ISDAO a embauché ses premiers membres du personnel en début de l’année 2019 progressivement. Entre cette période jusqu’au milieu de 2021, le personnel de l’ISDAO était composé de 3 personnes. Puis de nouvelles personnes ont rejoint l’équipe qui est passée à 8 personnes. Nous avons accueilli cette croissance avec joie et soulagement car nous savions que l’arrivée de nouvelles personnes signifiait que notre charge de travail allait être mieux partagée et que nous pouvions développer notre engagement dans notre mouvement. Nous étions excités-es de l’énergie, de l’enthousiasme et des compétences que ces nouvelles personnes apportent pour le développement de l’ISDAO. Et c’était effectivement une réalité.
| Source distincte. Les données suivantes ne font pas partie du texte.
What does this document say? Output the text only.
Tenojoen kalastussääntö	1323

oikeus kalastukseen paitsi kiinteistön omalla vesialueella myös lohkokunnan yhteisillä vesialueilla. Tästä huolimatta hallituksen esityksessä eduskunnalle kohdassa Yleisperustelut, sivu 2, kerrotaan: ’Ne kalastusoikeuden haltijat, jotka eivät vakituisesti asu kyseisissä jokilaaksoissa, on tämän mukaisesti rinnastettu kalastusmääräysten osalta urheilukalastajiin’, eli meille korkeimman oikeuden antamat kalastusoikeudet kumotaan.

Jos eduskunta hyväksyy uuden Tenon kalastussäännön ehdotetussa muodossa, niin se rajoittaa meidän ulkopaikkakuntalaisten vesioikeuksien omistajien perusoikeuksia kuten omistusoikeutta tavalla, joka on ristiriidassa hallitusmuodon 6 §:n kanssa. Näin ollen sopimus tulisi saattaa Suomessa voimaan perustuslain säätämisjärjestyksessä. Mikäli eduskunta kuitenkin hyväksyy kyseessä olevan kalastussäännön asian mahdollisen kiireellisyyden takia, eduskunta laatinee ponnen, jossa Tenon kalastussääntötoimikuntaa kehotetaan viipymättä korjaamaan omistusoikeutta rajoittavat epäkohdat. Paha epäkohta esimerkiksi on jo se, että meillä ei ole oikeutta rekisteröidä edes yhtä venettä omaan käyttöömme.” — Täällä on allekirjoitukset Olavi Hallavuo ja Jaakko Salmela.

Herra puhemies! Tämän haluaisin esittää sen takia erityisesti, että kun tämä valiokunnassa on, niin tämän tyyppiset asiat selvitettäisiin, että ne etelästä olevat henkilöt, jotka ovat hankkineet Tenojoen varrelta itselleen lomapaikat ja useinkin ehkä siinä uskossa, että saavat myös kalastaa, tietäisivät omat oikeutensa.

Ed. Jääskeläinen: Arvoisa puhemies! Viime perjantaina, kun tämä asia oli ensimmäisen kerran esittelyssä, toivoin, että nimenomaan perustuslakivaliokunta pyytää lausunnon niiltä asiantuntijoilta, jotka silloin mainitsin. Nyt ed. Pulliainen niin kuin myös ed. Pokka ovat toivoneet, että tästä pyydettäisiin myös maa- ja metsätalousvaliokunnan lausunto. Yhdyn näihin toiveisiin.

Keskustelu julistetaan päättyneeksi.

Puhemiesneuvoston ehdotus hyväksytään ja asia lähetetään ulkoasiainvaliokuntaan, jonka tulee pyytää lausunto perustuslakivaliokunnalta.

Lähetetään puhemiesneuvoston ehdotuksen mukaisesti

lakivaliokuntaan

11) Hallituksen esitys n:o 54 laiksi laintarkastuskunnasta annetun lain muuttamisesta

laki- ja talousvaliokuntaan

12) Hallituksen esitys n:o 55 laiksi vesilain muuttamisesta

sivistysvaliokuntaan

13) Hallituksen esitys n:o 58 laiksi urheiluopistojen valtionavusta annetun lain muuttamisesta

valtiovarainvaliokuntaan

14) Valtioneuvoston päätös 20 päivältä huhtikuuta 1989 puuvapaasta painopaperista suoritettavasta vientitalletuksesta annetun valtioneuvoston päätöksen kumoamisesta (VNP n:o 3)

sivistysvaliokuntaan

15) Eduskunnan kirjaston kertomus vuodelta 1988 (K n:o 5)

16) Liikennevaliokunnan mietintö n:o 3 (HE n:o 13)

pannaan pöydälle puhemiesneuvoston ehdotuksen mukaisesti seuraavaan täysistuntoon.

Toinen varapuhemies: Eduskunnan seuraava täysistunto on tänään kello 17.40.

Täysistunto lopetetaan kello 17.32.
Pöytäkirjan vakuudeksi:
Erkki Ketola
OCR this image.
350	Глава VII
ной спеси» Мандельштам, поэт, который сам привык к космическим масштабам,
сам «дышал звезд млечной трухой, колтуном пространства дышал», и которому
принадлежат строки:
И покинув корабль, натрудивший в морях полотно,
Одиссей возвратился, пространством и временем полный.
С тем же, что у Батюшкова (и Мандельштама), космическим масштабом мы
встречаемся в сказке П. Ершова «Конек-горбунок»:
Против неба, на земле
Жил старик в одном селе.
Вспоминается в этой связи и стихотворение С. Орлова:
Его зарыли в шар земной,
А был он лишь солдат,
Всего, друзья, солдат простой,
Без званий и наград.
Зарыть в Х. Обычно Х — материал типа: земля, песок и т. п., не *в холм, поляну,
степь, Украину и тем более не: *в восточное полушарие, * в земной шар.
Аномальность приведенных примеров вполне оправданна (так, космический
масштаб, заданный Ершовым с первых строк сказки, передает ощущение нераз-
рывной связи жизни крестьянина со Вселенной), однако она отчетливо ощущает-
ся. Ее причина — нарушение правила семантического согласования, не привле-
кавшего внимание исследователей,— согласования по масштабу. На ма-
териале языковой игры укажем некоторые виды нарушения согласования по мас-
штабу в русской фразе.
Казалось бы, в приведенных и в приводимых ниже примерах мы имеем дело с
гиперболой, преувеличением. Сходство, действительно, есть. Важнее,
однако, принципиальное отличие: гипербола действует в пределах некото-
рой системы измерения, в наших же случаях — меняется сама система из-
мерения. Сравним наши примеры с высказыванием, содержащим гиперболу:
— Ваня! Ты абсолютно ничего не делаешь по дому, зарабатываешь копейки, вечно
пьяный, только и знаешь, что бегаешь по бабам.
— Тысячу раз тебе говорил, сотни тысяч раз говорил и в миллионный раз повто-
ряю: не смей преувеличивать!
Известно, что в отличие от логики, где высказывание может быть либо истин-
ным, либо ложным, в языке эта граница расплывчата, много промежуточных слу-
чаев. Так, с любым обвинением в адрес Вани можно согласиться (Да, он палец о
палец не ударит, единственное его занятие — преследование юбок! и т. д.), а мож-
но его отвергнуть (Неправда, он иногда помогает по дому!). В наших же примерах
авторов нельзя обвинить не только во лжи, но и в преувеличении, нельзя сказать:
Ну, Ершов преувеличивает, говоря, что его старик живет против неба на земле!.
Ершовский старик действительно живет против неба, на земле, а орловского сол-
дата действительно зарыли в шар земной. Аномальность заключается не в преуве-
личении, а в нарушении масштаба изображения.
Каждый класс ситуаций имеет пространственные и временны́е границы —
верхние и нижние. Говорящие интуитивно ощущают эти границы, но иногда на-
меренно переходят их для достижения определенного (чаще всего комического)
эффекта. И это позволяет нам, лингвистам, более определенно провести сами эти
L’ISDAO reflète de plus en plus à travers cette croissance du personnel l’énergie et les diversités de nos communautés y compris la diversité linguistique. Nous avions deux peurs majeures : le fait de travailler à 100% en ligne et à distance en tant qu’équipe, et la disparité linguistique. Bien que l’ISDAO soit une organisation parfaitement bilingue français et anglais, tous les membres du personnel ne comprennent pas parfaitement les deux langues. Par exemple, dans le Département Communication et Gestion des connaissances, avec l’arrivée de nouveaux membres du personnels, le département était à présent composé de deux personnes qui sont respectivement uniquement francophone et uniquement anglophone.

Quels sont les défis à relever pour travailler dans une équipe diversifiée sur le plan linguistique et entièrement à distance ?

Etre une équipe diversifiée sur le plan linguistique et qui travaille à distance est très complexe et demande une infrastructure façonnée. Les défis sont multiples : La langue/le langage sont un vecteur majeur de partage des données au quotidien dans les relations professionnelles. Or s’il y’a une barrière linguistique, ceci peut être est un obstacle important dans la collaboration.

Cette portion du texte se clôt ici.